APIATAN (Wooden Lance)
When Gul pah go (Lone Wolf I) passed
his name an succession on to his adopted son, in 1879, Apiatan disputed the
succession, as it was not blood line, and he was a nephew.
The winter of
1890-1891 word came down along the edges of the Kiowa land about this "Man from
the North"that had seen Jesus, had seen all the dead people, had seen the
buffalo, and had seen the country where all the dead people lived with Jesus and
the buffalo. He said there were rivers and good grass and plenty of food for
everybody. It was the country the white people called the Happy Hunting
Ground.
Wooden Lance was sent by the Kiowa to find this Man From the
North and find out about belief. He traveled into the Cheyenne land, then on
into the Arapaho land searching. He left his horse with the Arapaho, and taking
a young man that could translate, boarded a train He rode North and when he left
the train, he found a Sioux camp. They talked and the Sioux told him they had
gotten word from west, from the Paiutes. That is where he would have to
go.
The Sioux sold him a horse and he headed west to Paiute country. It
was coming winter in the North country, and he was dressed for summer where he
lived. He came to a Shoshoni Camp, where they told him the Paiutes were still
father west. They had a young man who spoke Paiute and sign language and sent
him with him. They traveled 5 more days and found the camp of Wovoka.
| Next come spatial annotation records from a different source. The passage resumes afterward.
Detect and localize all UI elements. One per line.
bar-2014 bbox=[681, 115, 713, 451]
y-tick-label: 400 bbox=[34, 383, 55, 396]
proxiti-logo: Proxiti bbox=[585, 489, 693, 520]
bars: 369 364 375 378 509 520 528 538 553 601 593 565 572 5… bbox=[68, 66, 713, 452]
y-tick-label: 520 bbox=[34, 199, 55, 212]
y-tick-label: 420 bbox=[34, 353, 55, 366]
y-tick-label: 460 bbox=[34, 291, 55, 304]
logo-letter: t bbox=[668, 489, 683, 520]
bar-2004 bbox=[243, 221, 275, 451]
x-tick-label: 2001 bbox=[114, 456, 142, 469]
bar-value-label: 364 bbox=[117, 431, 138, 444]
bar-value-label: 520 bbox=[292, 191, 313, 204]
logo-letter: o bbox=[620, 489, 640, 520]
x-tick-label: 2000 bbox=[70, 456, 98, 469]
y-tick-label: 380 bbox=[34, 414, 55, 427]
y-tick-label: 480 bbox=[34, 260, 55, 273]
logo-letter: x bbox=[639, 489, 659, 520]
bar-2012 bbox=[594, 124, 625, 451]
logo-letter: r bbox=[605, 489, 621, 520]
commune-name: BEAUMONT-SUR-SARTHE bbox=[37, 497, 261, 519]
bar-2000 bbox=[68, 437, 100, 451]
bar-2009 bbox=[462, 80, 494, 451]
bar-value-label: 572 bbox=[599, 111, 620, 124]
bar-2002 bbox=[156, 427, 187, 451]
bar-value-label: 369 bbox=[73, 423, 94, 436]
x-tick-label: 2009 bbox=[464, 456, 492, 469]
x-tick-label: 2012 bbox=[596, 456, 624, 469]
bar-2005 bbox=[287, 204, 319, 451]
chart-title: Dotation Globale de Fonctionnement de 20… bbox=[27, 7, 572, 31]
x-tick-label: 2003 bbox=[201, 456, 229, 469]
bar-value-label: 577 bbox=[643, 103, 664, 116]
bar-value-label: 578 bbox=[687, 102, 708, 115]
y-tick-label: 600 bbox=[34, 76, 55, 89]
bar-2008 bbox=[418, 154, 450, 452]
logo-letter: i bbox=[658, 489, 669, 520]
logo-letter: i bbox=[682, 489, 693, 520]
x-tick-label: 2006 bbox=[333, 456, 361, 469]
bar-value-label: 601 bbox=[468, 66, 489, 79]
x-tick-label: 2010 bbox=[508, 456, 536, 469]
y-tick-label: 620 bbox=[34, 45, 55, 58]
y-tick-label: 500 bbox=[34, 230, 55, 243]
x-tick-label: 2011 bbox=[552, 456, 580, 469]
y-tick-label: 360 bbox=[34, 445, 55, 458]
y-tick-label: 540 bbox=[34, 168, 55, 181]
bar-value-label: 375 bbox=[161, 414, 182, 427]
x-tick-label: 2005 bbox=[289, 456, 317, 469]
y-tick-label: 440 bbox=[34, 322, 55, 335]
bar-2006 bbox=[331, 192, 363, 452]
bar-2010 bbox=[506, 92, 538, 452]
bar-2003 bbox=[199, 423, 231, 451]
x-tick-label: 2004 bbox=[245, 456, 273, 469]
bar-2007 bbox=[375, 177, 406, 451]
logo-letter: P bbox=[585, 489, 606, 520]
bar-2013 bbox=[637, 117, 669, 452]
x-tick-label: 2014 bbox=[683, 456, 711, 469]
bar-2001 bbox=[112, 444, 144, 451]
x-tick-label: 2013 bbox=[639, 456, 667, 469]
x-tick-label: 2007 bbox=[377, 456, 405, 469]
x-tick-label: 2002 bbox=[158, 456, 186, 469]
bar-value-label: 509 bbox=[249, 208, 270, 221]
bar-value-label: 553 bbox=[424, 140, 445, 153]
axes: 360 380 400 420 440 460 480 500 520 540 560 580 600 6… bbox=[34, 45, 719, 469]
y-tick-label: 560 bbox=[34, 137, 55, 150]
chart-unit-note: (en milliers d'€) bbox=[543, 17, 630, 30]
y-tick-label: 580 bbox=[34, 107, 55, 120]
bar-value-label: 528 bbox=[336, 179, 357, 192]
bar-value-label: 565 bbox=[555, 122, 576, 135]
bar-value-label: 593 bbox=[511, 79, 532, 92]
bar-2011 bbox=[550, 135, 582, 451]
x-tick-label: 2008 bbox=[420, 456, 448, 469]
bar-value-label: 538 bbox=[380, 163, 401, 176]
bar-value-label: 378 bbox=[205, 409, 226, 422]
Wooden Lance talked to Wovoka for some time, then left, making his way
back to Kiowa Country along the route he had taken. When he returned home, in
February, 1891, he told of what he found out. Although Wooden Lance could not
believe, there were many that did.
In 1898, Wooden Lance was a delegate
to Washington D. C. to protest the opening of the Reservation.
Information from "The Ten Grandmothers" by Alice Marriott, published by
University of Oklahoma Press, Norman, OK, 1945; and "Calender History of the
Kiowa Indians" by James Mooney, published by Smithsonian Institution Press,
Washington, D.C. from reports, 1895-1896.